We all love a good scandal - unless we're its target. From its earliest days, "Hollywood", as Leo Rosten is quoted as saying in Headline Hollywood", as a symbol for sin... [has been] a scapegoat for the traditional hostilities, the embodiment of Bohemia to all the Philistines on the face of the globe." Though some might consider that the real and continuing reproaches of the movie business are best sought in industrial-relations practice, the press and public get juiced up when "an offense involving an Artist's moral turpitude" (as the standard 'morality clause' was worded) comes unexpectedly to light. As Sam Stoloff's article makes clear, the acquittal of comedian Fatty Arbuckle, then the industry's highest-paid star, following the death of wannabe starlet Virginia Rappe in 1921, with all the attendant innuendo about broken bottles (so luridly described in Kenneth Anger's book Hollywood Babylon), was paradoxically an economic godsend for the emerging studio system as the subsequent establishment of the Hays Office allowed the bosses to "flaunt their dictatorial, monopolistic control of labor markets under the guise of'cleaning house".

Etymologically, 'rumour' is merely a noise while 'scandal' derives from a word meaning a snare, a stumbling block laid for an enemy, where malice is inherently involved. The term further implies a revelation: information is uncovered which the accused person would rather had been kept under wraps and which will drastically affect a carefully cultivated reputation for the worse, if not entirely destroy it. So scandal is inseparable from both hypocrisy and authenticity - there's a lack of fit between what the apparent perpetrator publicly asserts he or she is and what he or she turns out to have been.

Of course, this malicious 'revelation' may not be true. This ugly rumour might be merely the outcome of gossip - another word with an interesting etymology. The 'god-sib' was originally a sponsor at a baptism, a name-giver at a rite of passage, someone who stood in a socially sanctioned role of protection before the term mutated into a person who took delight in peddling innuendo. For the forces of authority, gossip is always 'idle', while accusation is 'judicial'. In pre-literate, pre-industrial societies, gossip, it seems, operated as a domestic policing mechanism, a social speed-trap to put a brake on an individual's attempts to overtake appropriate social norms; it might even be regarded as a necessary means to curtail full scandal - open to the gaze of all - before its transgressive eruption caused irrevocable disgrace.
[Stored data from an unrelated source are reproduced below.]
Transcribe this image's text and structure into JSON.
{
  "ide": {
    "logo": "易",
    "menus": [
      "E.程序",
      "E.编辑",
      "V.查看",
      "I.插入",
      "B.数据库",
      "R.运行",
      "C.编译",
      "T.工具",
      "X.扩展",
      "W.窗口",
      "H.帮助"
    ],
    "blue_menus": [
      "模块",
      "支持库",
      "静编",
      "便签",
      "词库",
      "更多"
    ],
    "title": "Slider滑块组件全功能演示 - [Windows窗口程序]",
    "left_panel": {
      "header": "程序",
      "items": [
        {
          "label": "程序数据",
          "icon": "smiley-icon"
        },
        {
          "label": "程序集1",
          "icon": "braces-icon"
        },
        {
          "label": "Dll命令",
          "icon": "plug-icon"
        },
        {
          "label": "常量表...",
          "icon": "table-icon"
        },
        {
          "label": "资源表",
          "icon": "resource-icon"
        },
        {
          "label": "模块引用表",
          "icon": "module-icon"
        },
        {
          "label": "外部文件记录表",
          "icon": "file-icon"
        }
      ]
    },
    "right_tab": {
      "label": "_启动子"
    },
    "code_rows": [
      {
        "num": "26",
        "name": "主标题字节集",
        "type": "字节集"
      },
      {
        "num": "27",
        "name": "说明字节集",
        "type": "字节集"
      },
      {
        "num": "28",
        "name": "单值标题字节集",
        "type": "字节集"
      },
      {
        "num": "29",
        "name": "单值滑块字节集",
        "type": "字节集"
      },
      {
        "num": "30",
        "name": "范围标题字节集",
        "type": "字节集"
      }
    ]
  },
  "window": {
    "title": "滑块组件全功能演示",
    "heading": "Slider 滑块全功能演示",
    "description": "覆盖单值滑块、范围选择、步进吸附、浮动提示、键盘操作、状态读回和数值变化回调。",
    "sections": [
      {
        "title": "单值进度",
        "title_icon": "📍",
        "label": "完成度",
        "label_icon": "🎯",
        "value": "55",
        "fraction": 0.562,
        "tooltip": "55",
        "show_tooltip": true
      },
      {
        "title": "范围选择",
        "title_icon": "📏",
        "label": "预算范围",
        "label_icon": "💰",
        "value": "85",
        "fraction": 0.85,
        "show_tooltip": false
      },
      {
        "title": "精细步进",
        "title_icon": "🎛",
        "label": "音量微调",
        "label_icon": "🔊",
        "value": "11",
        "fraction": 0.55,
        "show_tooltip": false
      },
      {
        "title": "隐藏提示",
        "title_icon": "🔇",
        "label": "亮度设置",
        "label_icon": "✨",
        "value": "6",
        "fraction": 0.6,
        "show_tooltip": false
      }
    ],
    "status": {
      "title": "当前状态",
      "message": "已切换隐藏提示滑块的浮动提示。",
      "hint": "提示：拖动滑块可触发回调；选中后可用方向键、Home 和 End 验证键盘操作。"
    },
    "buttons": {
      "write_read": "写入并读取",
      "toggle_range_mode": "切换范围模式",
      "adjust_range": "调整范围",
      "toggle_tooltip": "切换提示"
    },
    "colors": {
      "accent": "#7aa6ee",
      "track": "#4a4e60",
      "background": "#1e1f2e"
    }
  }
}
A scandal is structured like a detective story: it's a temporal process involving a private act, a subsequent cover-up, an eventual disclosure and the public consequences thereof. It's also reminiscent of a psychodrama, involving a fractured relationship between accuser and accused played out within the rules and roles of a specific community. However, just as ritual activities in 'organic societies' have metamorphosed into leisure pursuits in 'complex societies' (a shift from "the Liminal" to "the Liminoid", to use Victor Turner's evocative terms in From Ritual to Theatre) so have the dynamics of rumour, gossip and scandal moved away from the management of ourselves by our neighbours towards the humiliation by the mass media of more stellar bodies with our non-participatory selves as slavering witnesses. Scandal has become a function of celebrity - a concomitant displacement, perhaps, from 'the Factual' to'the Factoid'.

The first mass-consumed celebrity scandal in the English-speaking world, we learn in Headline Hollywood, was the outing of Lord Byron as the incestuous lover of his half-sister - the whistle-blower in this instance being the somewhat unlikely person of Harriet Beecher Stowe. It's hard to imagine a literary figure today causing too much of an uproar (though we might speculate that some fundamentalists might even now believe that J. K. Rowling must have made an infernal pact for fame and fortune in return for poisoning impressionable minds with Luciferian propaganda). No, Big Scandal needs Big Power, and these days that resides in the politics and entertainment industries.

And that's where this collection of essays comes in - not a breathless catalogue of salacious impropriety à la Hollywood Babylon (this reader, I'm afraid, often wished for Anger's unreliable, indispensable prose style), but a sober, academic attempt to contribute to the theory, no less, of movie scandals concerning sex, drugs, race and politics.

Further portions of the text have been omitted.